When the change is in place, append a **Fix applied**: <tool, summary, refs> sub-bullet to the requirement, move each fixed finding to [FIXED-UNVERIFIED], and add one activity-log entry describing the change. If no programmatic verification was possible (e.g. web console action), note in the activity log that confirmation depends on the rescan in §3.5.

3.5 Loop

Move to the next [FAIL] requirement and repeat from section 3.3.

Checkpoint — Rescan trigger (conditional: no [FAIL] requirements remain; all are [FIXED-UNVERIFIED] or [SKIPPED])

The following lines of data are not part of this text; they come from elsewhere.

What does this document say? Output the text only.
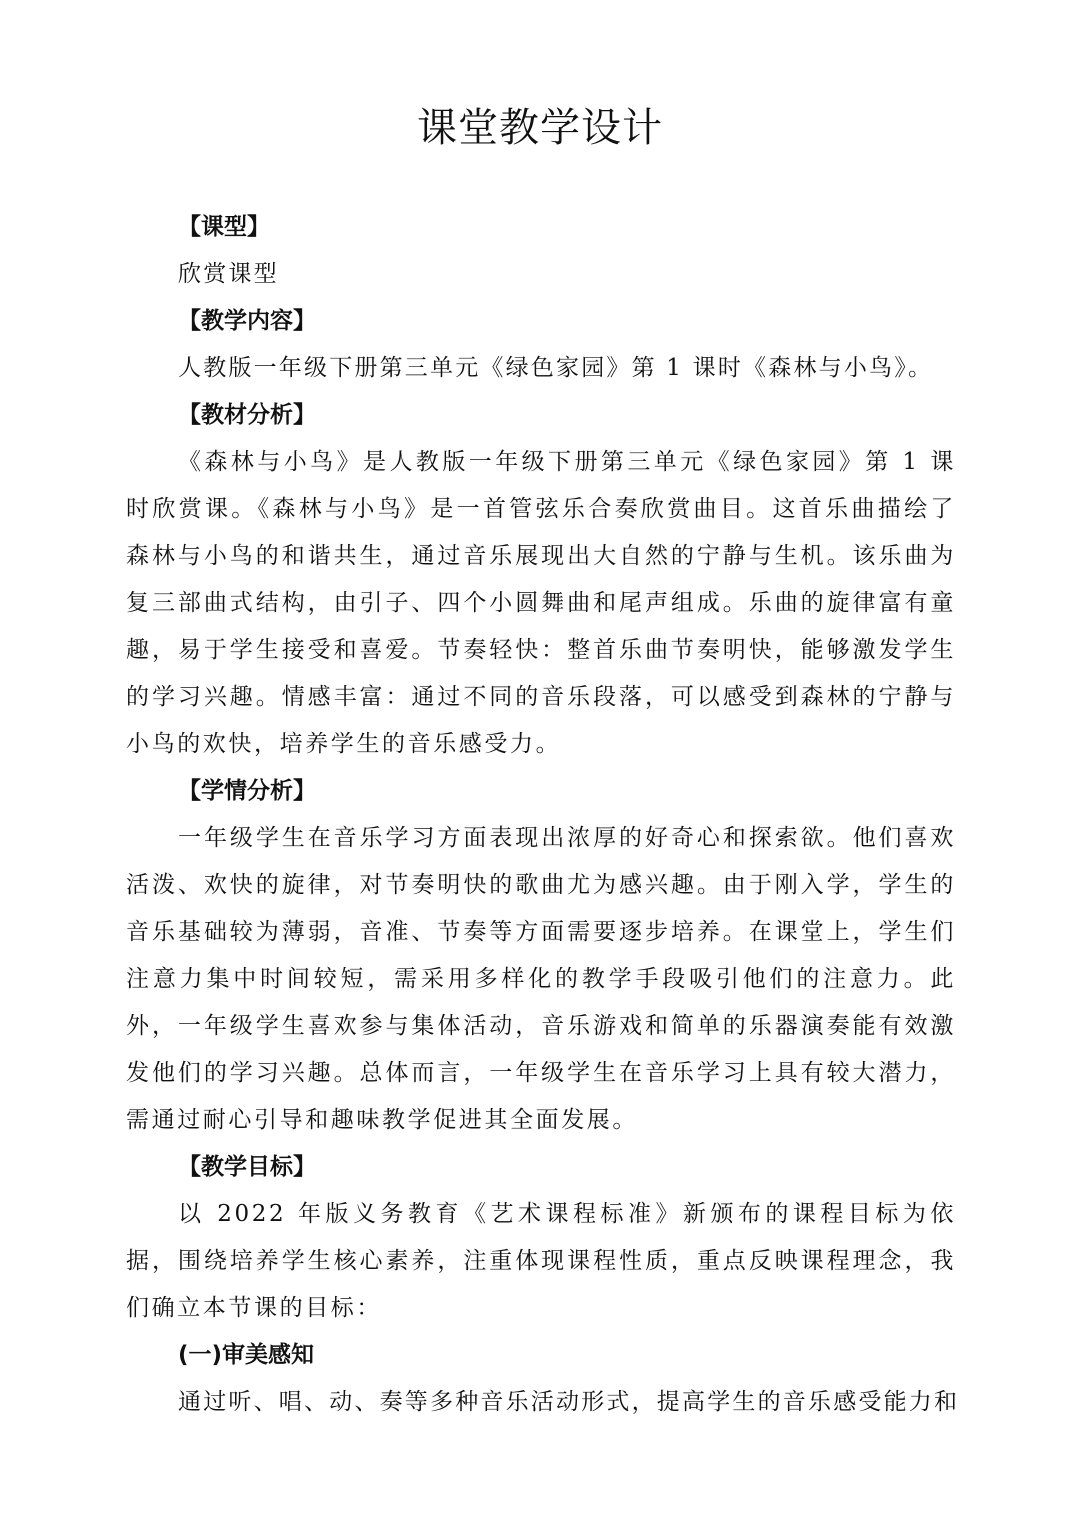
课堂教学设计

【课型】

欣赏课型

【教学内容】

人教版一年级下册第三单元《绿色家园》第 1 课时《森林与小鸟》。

【教材分析】

《森林与小鸟》是人教版一年级下册第三单元《绿色家园》第 1 课时欣赏课。《森林与小鸟》是一首管弦乐合奏欣赏曲目。这首乐曲描绘了森林与小鸟的和谐共生，通过音乐展现出大自然的宁静与生机。该乐曲为复三部曲式结构，由引子、四个小圆舞曲和尾声组成。乐曲的旋律富有童趣，易于学生接受和喜爱。节奏轻快：整首乐曲节奏明快，能够激发学生的学习兴趣。情感丰富：通过不同的音乐段落，可以感受到森林的宁静与小鸟的欢快，培养学生的音乐感受力。

【学情分析】

一年级学生在音乐学习方面表现出浓厚的好奇心和探索欲。他们喜欢活泼、欢快的旋律，对节奏明快的歌曲尤为感兴趣。由于刚入学，学生的音乐基础较为薄弱，音准、节奏等方面需要逐步培养。在课堂上，学生们注意力集中时间较短，需采用多样化的教学手段吸引他们的注意力。此外，一年级学生喜欢参与集体活动，音乐游戏和简单的乐器演奏能有效激发他们的学习兴趣。总体而言，一年级学生在音乐学习上具有较大潜力，需通过耐心引导和趣味教学促进其全面发展。

【教学目标】

以 2022 年版义务教育《艺术课程标准》新颁布的课程目标为依据，围绕培养学生核心素养，注重体现课程性质，重点反映课程理念，我们确立本节课的目标：

(一)审美感知

通过听、唱、动、奏等多种音乐活动形式，提高学生的音乐感受能力和
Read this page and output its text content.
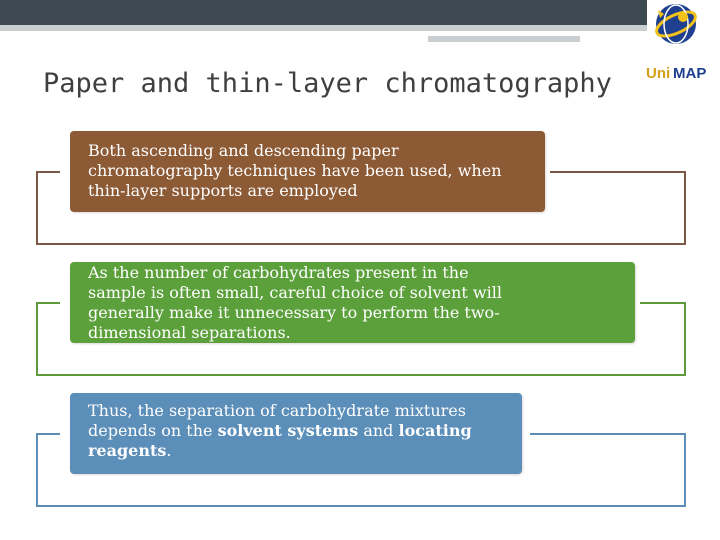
Uni MAP
Paper and thin-layer chromatography
Both ascending and descending paper chromatography techniques have been used, when thin-layer supports are employed
As the number of carbohydrates present in the sample is often small, careful choice of solvent will generally make it unnecessary to perform the two-dimensional separations.
Thus, the separation of carbohydrate mixtures depends on the solvent systems and locating reagents.
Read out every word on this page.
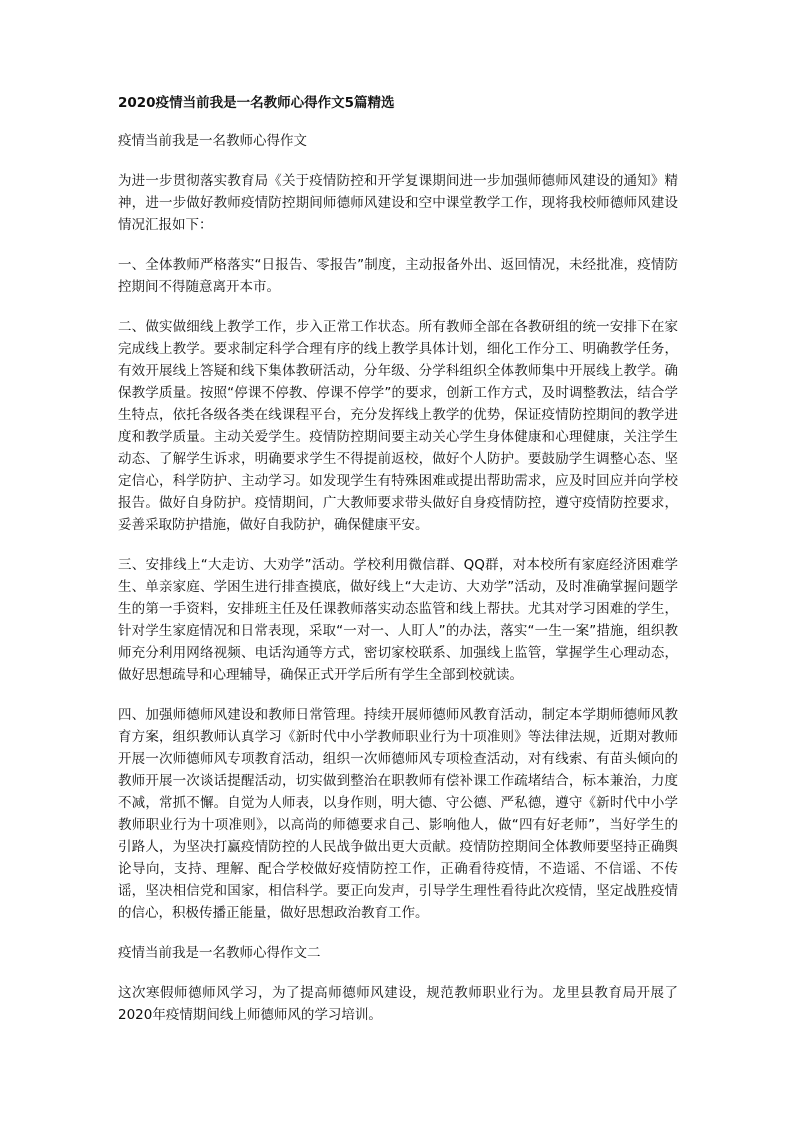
2020疫情当前我是一名教师心得作文5篇精选
疫情当前我是一名教师心得作文

为进一步贯彻落实教育局《关于疫情防控和开学复课期间进一步加强师德师风建设的通知》精神，进一步做好教师疫情防控期间师德师风建设和空中课堂教学工作，现将我校师德师风建设情况汇报如下：

一、全体教师严格落实“日报告、零报告”制度，主动报备外出、返回情况，未经批准，疫情防控期间不得随意离开本市。

二、做实做细线上教学工作，步入正常工作状态。所有教师全部在各教研组的统一安排下在家完成线上教学。要求制定科学合理有序的线上教学具体计划，细化工作分工、明确教学任务，有效开展线上答疑和线下集体教研活动，分年级、分学科组织全体教师集中开展线上教学。确保教学质量。按照“停课不停教、停课不停学”的要求，创新工作方式，及时调整教法，结合学生特点，依托各级各类在线课程平台，充分发挥线上教学的优势，保证疫情防控期间的教学进度和教学质量。主动关爱学生。疫情防控期间要主动关心学生身体健康和心理健康，关注学生动态、了解学生诉求，明确要求学生不得提前返校，做好个人防护。要鼓励学生调整心态、坚定信心，科学防护、主动学习。如发现学生有特殊困难或提出帮助需求，应及时回应并向学校报告。做好自身防护。疫情期间，广大教师要求带头做好自身疫情防控，遵守疫情防控要求，妥善采取防护措施，做好自我防护，确保健康平安。

三、安排线上“大走访、大劝学”活动。学校利用微信群、QQ群，对本校所有家庭经济困难学生、单亲家庭、学困生进行排查摸底，做好线上“大走访、大劝学”活动，及时准确掌握问题学生的第一手资料，安排班主任及任课教师落实动态监管和线上帮扶。尤其对学习困难的学生，针对学生家庭情况和日常表现，采取“一对一、人盯人”的办法，落实“一生一案”措施，组织教师充分利用网络视频、电话沟通等方式，密切家校联系、加强线上监管，掌握学生心理动态，做好思想疏导和心理辅导，确保正式开学后所有学生全部到校就读。

四、加强师德师风建设和教师日常管理。持续开展师德师风教育活动，制定本学期师德师风教育方案，组织教师认真学习《新时代中小学教师职业行为十项准则》等法律法规，近期对教师开展一次师德师风专项教育活动，组织一次师德师风专项检查活动，对有线索、有苗头倾向的教师开展一次谈话提醒活动，切实做到整治在职教师有偿补课工作疏堵结合，标本兼治，力度不减，常抓不懈。自觉为人师表，以身作则，明大德、守公德、严私德，遵守《新时代中小学教师职业行为十项准则》，以高尚的师德要求自己、影响他人，做“四有好老师”，当好学生的引路人，为坚决打赢疫情防控的人民战争做出更大贡献。疫情防控期间全体教师要坚持正确舆论导向，支持、理解、配合学校做好疫情防控工作，正确看待疫情，不造谣、不信谣、不传谣，坚决相信党和国家，相信科学。要正向发声，引导学生理性看待此次疫情，坚定战胜疫情的信心，积极传播正能量，做好思想政治教育工作。

疫情当前我是一名教师心得作文二

这次寒假师德师风学习，为了提高师德师风建设，规范教师职业行为。龙里县教育局开展了2020年疫情期间线上师德师风的学习培训。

Summarize what was applied, list any [SKIPPED] items with reasons, and ask whether to trigger a fresh scan with prowler_app_trigger_scan to verify the fixes end-to-end. Wait for the answer.

On confirmation, trigger the rescan. When it completes, restart section 2.1 with the carry-forward path — requirements no longer in the new FAIL list move to [PASS], anything still failing reverts to [FAIL] with the previous fix attempt visible in the activity log.